A coalition of local NGOs dubbed “Coalition for Life” held a march on Sunday in Skoplje in order, as they say, to raise awareness amongst Macedonia’s youth about the importance of marriage and child bearing.Several thousand people brought their children along to attend the march in central Skopje, held just as the government announced fresh set of measures to boost population growth amid growing official panic over falling birth-rate.
“Our traditional family values are in crisis… All should help in raising the birth rate because today families with three or four children are a rarity… We are here to remind young people of their forgotten duty to form families,” said Miroslav Pendarovski, one of the organizers of the march.
The march has highlighted the growing division between conservatives, backed by the government of Prime Minister Nikola Gruevski, and some local human rights activists who fear that the government is using the demographic problem to attack women’s rights and the rights of sexual minorities.
A day before the march, two LGBT activists were beaten at the same main square in Skopje and their info stand demolished.

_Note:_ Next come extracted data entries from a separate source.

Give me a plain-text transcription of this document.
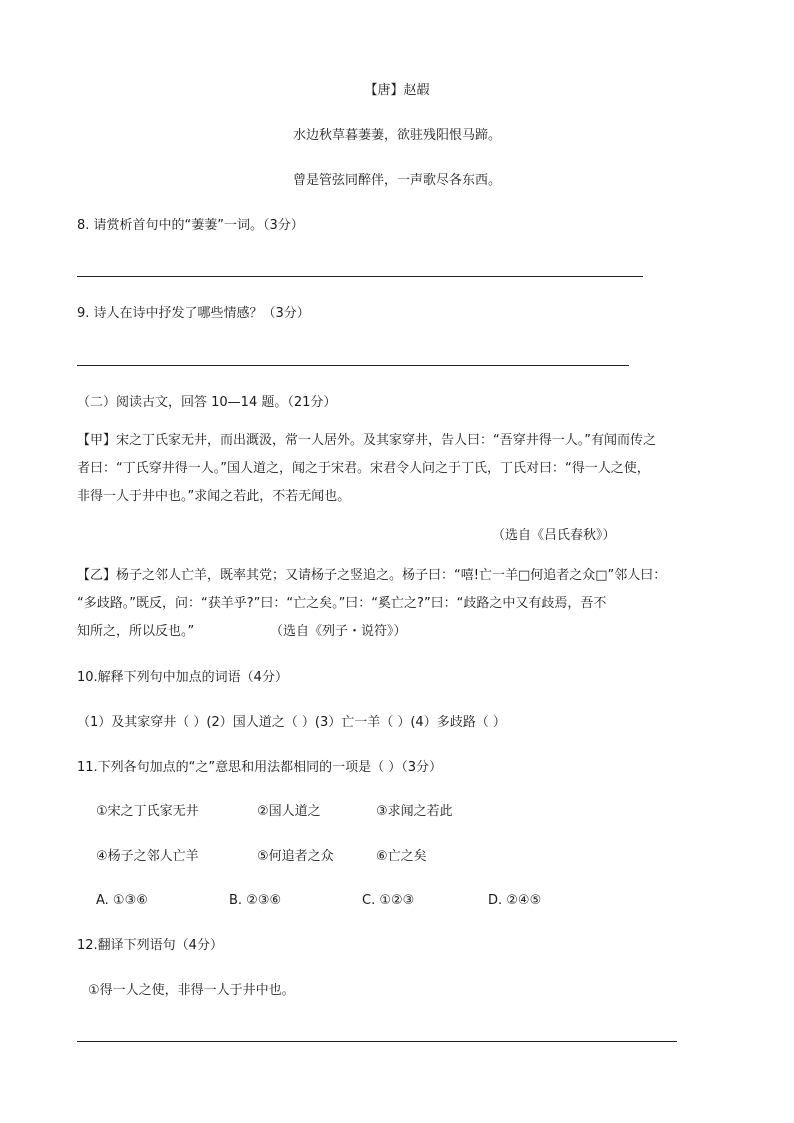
【唐】赵嘏
水边秋草暮萋萋，欲驻残阳恨马蹄。
曾是管弦同醉伴，一声歌尽各东西。
8. 请赏析首句中的“萋萋”一词。（3分）
9. 诗人在诗中抒发了哪些情感？（3分）
（二）阅读古文，回答 10—14 题。（21分）
【甲】宋之丁氏家无井，而出溉汲，常一人居外。及其家穿井，告人曰：“吾穿井得一人。”有闻而传之
者曰：“丁氏穿井得一人。”国人道之，闻之于宋君。宋君令人问之于丁氏，丁氏对曰：“得一人之使，
非得一人于井中也。”求闻之若此，不若无闻也。
（选自《吕氏春秋》）
【乙】杨子之邻人亡羊，既率其党；又请杨子之竖追之。杨子曰：“嘻!亡一羊□何追者之众□”邻人曰：
“多歧路。”既反，问：“获羊乎?”曰：“亡之矣。”曰：“奚亡之?”曰：“歧路之中又有歧焉，吾不
知所之，所以反也。”	（选自《列子・说符》）
10.解释下列句中加点的词语（4分）
（1）及其家穿井（ ）(2）国人道之（ ）(3）亡一羊（ ）(4）多歧路（ ）
11.下列各句加点的“之”意思和用法都相同的一项是（ ）（3分）
①宋之丁氏家无井	②国人道之	③求闻之若此
④杨子之邻人亡羊	⑤何追者之众	⑥亡之矣
A. ①③⑥	B. ②③⑥	C. ①②③	D. ②④⑤
12.翻译下列语句（4分）
①得一人之使，非得一人于井中也。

The police said that they had apprehended a middle-aged man they suspect responsible for the attack.
The activists were handing out flyers with a message “stop homophobia in education”, as a protest against what they see as discriminatory definitions of homosexuality still contained in some text books.
In late October, Prime Minister Gruevski said in a dramatic speech that the “demographic recession” posed a greater existential threat for his country than the global economic crisis.
He noted that the current fertility rate of 1.4 children per mother was far below the minimum of 2.1 needed to maintain the population. He also noted that only 22,000 children were born in 2011, as opposed to 40,000 in 1980, a drop of almost 50 per cent.“We are now debating perverted values, same-sex marriages or even adoption of children in those marriages, some kind of women’s rights, or men’s rights… and while spending energy on these issues, as a state we are running out of people,” the Prime Minister said in October angering many who support more liberal values.
The country’s Social Affairs Minister, Spiro Ristovski, recently announced fresh measures in education, migration and infrastructure policies, economic development and the fight against poverty and social exclusion, intended to stimulate child birth.
This came after government’s previous attempt to boost population growth by granting cash bonuses to mothers with more than one child was annulled by the Constitutional Court in 2009.
The court then ruled that the provision was discriminatory as it envisaged state help only for mothers living in mainly ethnic Macedonian areas with a low average birth rate.